Realmente, de todas as coisas que menos importam, o futebol é a coisa mais importante: é um espelho das relações que estabelecemos uns com os outros, de um modo individual e colectivo

De quatro em quatro anos, as Europas unem-se. Da união da Europa Central, da Europa do Norte e da Europa do Sul, nasce a Europa do Futebol. É uma Europa boa, porque é muito alegre, colorida e festiva. A Europa do Futebol que nasce no verão de 2024 está a ser particularmente celebrada, o que se compreende, já que os últimos eventos futebolísticos deixaram a desejar, porque foram organizados, presume-se, com objectivos propagandísticos em mente.

Tem-se usado o futebol para branquear realidades autoritárias. (Não é de agora, nem é exclusivo deste desporto.) E todos temos compactuado com estas práticas. Mesmo que contrariados, sentámo-nos à frente da televisão. De qualquer das formas, os Mundiais da Rússia (em 2018) e do Catar (em 2022) foram insuficientes, porque encobriram verdades inconvenientes sobre os países organizadores — e porque lhes faltou substância. Ao Euro 2020, que, como nós, também acabou confinado, faltou o mesmo, mas as razões do falhanço foram outras: um vírus sobrepusera-se ao vírus do futebol. Porém, a memória do Euro Interrail é pouco forte, e tão cedo a fórmula não deverá ser repetida.

Os Campeonatos da Europa ganham quando são organizados num só país, tendo por base uma só cultura que acolhe e vive todas as outras. Experiências como a do Euro 2024, de cunho alemão, são certas e sensatas. Pois, o futebol não é só da Europa, nem pertence apenas aos europeus. Esta gestão é difícil, pois é suposto levar o desporto a todos os cantos do mundo, combatendo uma certa ideia de superioridade europeia. Contudo, percebe-se o porquê de torneios realizados em países com real capacidade para os receber — e com provas dadas nesse sentido — serem mais bem sucedidos do que outras tentativas. Assim, por estes dias, parece que recuámos no tempo e regressámos a uma Europa mais estável — mais distante de problemas que, em tempos, mostravam-se improváveis, mas sempre possíveis. É como se estivéssemos novamente em 2006 (talvez porque também nesse ano a Alemanha organizou o Campeonato do Mundo de futebol). Então, nem tudo era perfeito, mas a perfeição estava mais próxima.

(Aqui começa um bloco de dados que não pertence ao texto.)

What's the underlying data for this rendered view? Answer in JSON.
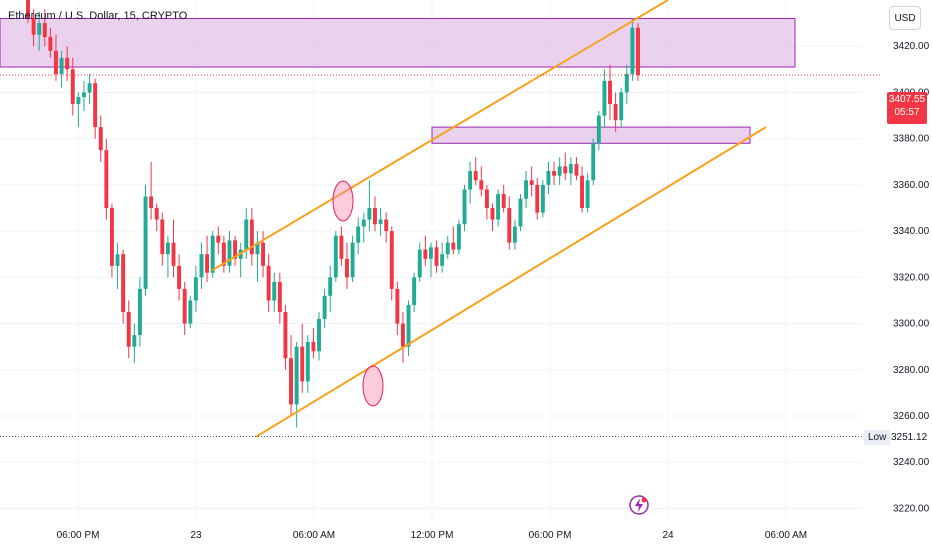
{
  "header": {
    "symbol_title": "Ethereum / U.S. Dollar, 15, CRYPTO"
  },
  "currency_button": {
    "label": "USD"
  },
  "price_badge": {
    "price": "3407.55",
    "countdown": "05:57",
    "color": "#f23645"
  },
  "low_marker": {
    "label": "Low",
    "value": "3251.12"
  },
  "chart_data": {
    "type": "candlestick",
    "x_ticks": [
      "06:00 PM",
      "23",
      "06:00 AM",
      "12:00 PM",
      "06:00 PM",
      "24",
      "06:00 AM"
    ],
    "y_ticks": [
      "3420.00",
      "3400.00",
      "3380.00",
      "3360.00",
      "3340.00",
      "3320.00",
      "3300.00",
      "3280.00",
      "3260.00",
      "3240.00",
      "3220.00"
    ],
    "ylim": [
      3215,
      3440
    ],
    "colors": {
      "up": "#22ab94",
      "down": "#f23645",
      "channel": "#f7a21b",
      "zone_fill": "#e1bee7",
      "zone_border": "#9c27b0",
      "circle": "#f48fb1"
    },
    "candles": [
      [
        3440,
        3445,
        3430,
        3432
      ],
      [
        3432,
        3436,
        3420,
        3425
      ],
      [
        3425,
        3435,
        3418,
        3430
      ],
      [
        3430,
        3436,
        3420,
        3424
      ],
      [
        3424,
        3428,
        3415,
        3418
      ],
      [
        3418,
        3425,
        3405,
        3408
      ],
      [
        3408,
        3418,
        3402,
        3415
      ],
      [
        3415,
        3420,
        3405,
        3410
      ],
      [
        3410,
        3415,
        3390,
        3395
      ],
      [
        3395,
        3400,
        3385,
        3398
      ],
      [
        3398,
        3405,
        3392,
        3400
      ],
      [
        3400,
        3408,
        3395,
        3404
      ],
      [
        3404,
        3406,
        3380,
        3385
      ],
      [
        3385,
        3390,
        3370,
        3375
      ],
      [
        3375,
        3380,
        3345,
        3350
      ],
      [
        3350,
        3352,
        3320,
        3325
      ],
      [
        3325,
        3335,
        3315,
        3330
      ],
      [
        3330,
        3332,
        3300,
        3305
      ],
      [
        3305,
        3310,
        3285,
        3290
      ],
      [
        3290,
        3300,
        3283,
        3295
      ],
      [
        3295,
        3320,
        3290,
        3315
      ],
      [
        3315,
        3360,
        3312,
        3355
      ],
      [
        3355,
        3370,
        3345,
        3350
      ],
      [
        3350,
        3352,
        3340,
        3345
      ],
      [
        3345,
        3348,
        3325,
        3330
      ],
      [
        3330,
        3338,
        3320,
        3335
      ],
      [
        3335,
        3345,
        3320,
        3325
      ],
      [
        3325,
        3330,
        3310,
        3315
      ],
      [
        3315,
        3318,
        3295,
        3300
      ],
      [
        3300,
        3312,
        3298,
        3310
      ],
      [
        3310,
        3325,
        3305,
        3320
      ],
      [
        3320,
        3335,
        3315,
        3330
      ],
      [
        3330,
        3338,
        3318,
        3322
      ],
      [
        3322,
        3340,
        3320,
        3338
      ],
      [
        3338,
        3342,
        3330,
        3335
      ],
      [
        3335,
        3338,
        3322,
        3325
      ],
      [
        3325,
        3340,
        3322,
        3336
      ],
      [
        3336,
        3338,
        3325,
        3328
      ],
      [
        3328,
        3335,
        3320,
        3332
      ],
      [
        3332,
        3350,
        3328,
        3345
      ],
      [
        3345,
        3350,
        3325,
        3330
      ],
      [
        3330,
        3340,
        3318,
        3335
      ],
      [
        3335,
        3340,
        3320,
        3325
      ],
      [
        3325,
        3330,
        3305,
        3310
      ],
      [
        3310,
        3322,
        3305,
        3318
      ],
      [
        3318,
        3322,
        3300,
        3305
      ],
      [
        3305,
        3308,
        3280,
        3285
      ],
      [
        3285,
        3295,
        3260,
        3265
      ],
      [
        3265,
        3292,
        3255,
        3290
      ],
      [
        3290,
        3300,
        3270,
        3275
      ],
      [
        3275,
        3295,
        3270,
        3292
      ],
      [
        3292,
        3298,
        3285,
        3288
      ],
      [
        3288,
        3305,
        3284,
        3302
      ],
      [
        3302,
        3315,
        3298,
        3312
      ],
      [
        3312,
        3325,
        3305,
        3320
      ],
      [
        3320,
        3340,
        3318,
        3338
      ],
      [
        3338,
        3342,
        3325,
        3328
      ],
      [
        3328,
        3335,
        3315,
        3320
      ],
      [
        3320,
        3338,
        3318,
        3335
      ],
      [
        3335,
        3346,
        3330,
        3342
      ],
      [
        3342,
        3348,
        3335,
        3345
      ],
      [
        3345,
        3362,
        3340,
        3350
      ],
      [
        3350,
        3355,
        3340,
        3343
      ],
      [
        3343,
        3350,
        3338,
        3345
      ],
      [
        3345,
        3348,
        3335,
        3340
      ],
      [
        3340,
        3342,
        3310,
        3315
      ],
      [
        3315,
        3318,
        3295,
        3300
      ],
      [
        3300,
        3305,
        3283,
        3290
      ],
      [
        3290,
        3310,
        3286,
        3308
      ],
      [
        3308,
        3322,
        3305,
        3320
      ],
      [
        3320,
        3335,
        3318,
        3332
      ],
      [
        3332,
        3338,
        3325,
        3328
      ],
      [
        3328,
        3335,
        3320,
        3333
      ],
      [
        3333,
        3336,
        3322,
        3325
      ],
      [
        3325,
        3335,
        3322,
        3330
      ],
      [
        3330,
        3338,
        3328,
        3335
      ],
      [
        3335,
        3342,
        3330,
        3332
      ],
      [
        3332,
        3345,
        3330,
        3343
      ],
      [
        3343,
        3360,
        3340,
        3358
      ],
      [
        3358,
        3370,
        3352,
        3366
      ],
      [
        3366,
        3372,
        3360,
        3362
      ],
      [
        3362,
        3368,
        3355,
        3358
      ],
      [
        3358,
        3360,
        3345,
        3350
      ],
      [
        3350,
        3352,
        3340,
        3345
      ],
      [
        3345,
        3358,
        3342,
        3356
      ],
      [
        3356,
        3360,
        3348,
        3350
      ],
      [
        3350,
        3355,
        3332,
        3335
      ],
      [
        3335,
        3345,
        3332,
        3342
      ],
      [
        3342,
        3356,
        3340,
        3354
      ],
      [
        3354,
        3366,
        3350,
        3362
      ],
      [
        3362,
        3368,
        3355,
        3360
      ],
      [
        3360,
        3363,
        3345,
        3348
      ],
      [
        3348,
        3362,
        3346,
        3360
      ],
      [
        3360,
        3370,
        3356,
        3366
      ],
      [
        3366,
        3370,
        3360,
        3364
      ],
      [
        3364,
        3372,
        3360,
        3368
      ],
      [
        3368,
        3374,
        3362,
        3365
      ],
      [
        3365,
        3372,
        3360,
        3369
      ],
      [
        3369,
        3372,
        3362,
        3364
      ],
      [
        3364,
        3368,
        3348,
        3350
      ],
      [
        3350,
        3365,
        3348,
        3362
      ],
      [
        3362,
        3380,
        3360,
        3378
      ],
      [
        3378,
        3392,
        3375,
        3390
      ],
      [
        3390,
        3410,
        3385,
        3405
      ],
      [
        3405,
        3412,
        3388,
        3395
      ],
      [
        3395,
        3400,
        3383,
        3388
      ],
      [
        3388,
        3402,
        3385,
        3400
      ],
      [
        3400,
        3412,
        3395,
        3408
      ],
      [
        3408,
        3432,
        3405,
        3428
      ],
      [
        3428,
        3430,
        3405,
        3407.55
      ]
    ],
    "channel_upper": [
      [
        3323,
        0
      ],
      [
        3440,
        111
      ]
    ],
    "channel_lower": [
      [
        3251,
        0
      ],
      [
        3385,
        136
      ]
    ],
    "resistance_zone": {
      "top": 3432,
      "bottom": 3411
    },
    "support_zone": {
      "top": 3385,
      "bottom": 3378
    },
    "low_value": 3251.12,
    "current_price": 3407.55
  }
}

Por cá, enquanto rola a bola, esquecemos os problemas da Europa. Mas, noutros pontos, há quem não os esqueça. Os ucranianos (que, em 2012, com a ajuda da Polónia, prepararam a competição) não se desligam da realidade, e esforçam-se, duplamente, para não perder jogos e território — o próprio país. A Rússia deixou de fazer parte destas e de outras competições, o que é uma pena, já que os atletas russos apresentam, quase sempre, um certo misticismo. Fora das quatro linhas, compreende-se o porquê de adeptos sérvios terem queimado uma bandeira albanesa. Compreende-se, porque temos acesso à história. Compreende-se, porque, por vezes, o futebol serve de bengala à geopolítica. O que não se compreende é a estupidez e a inconsequência que, demasiadas vezes, dominam as mentes dos adeptos.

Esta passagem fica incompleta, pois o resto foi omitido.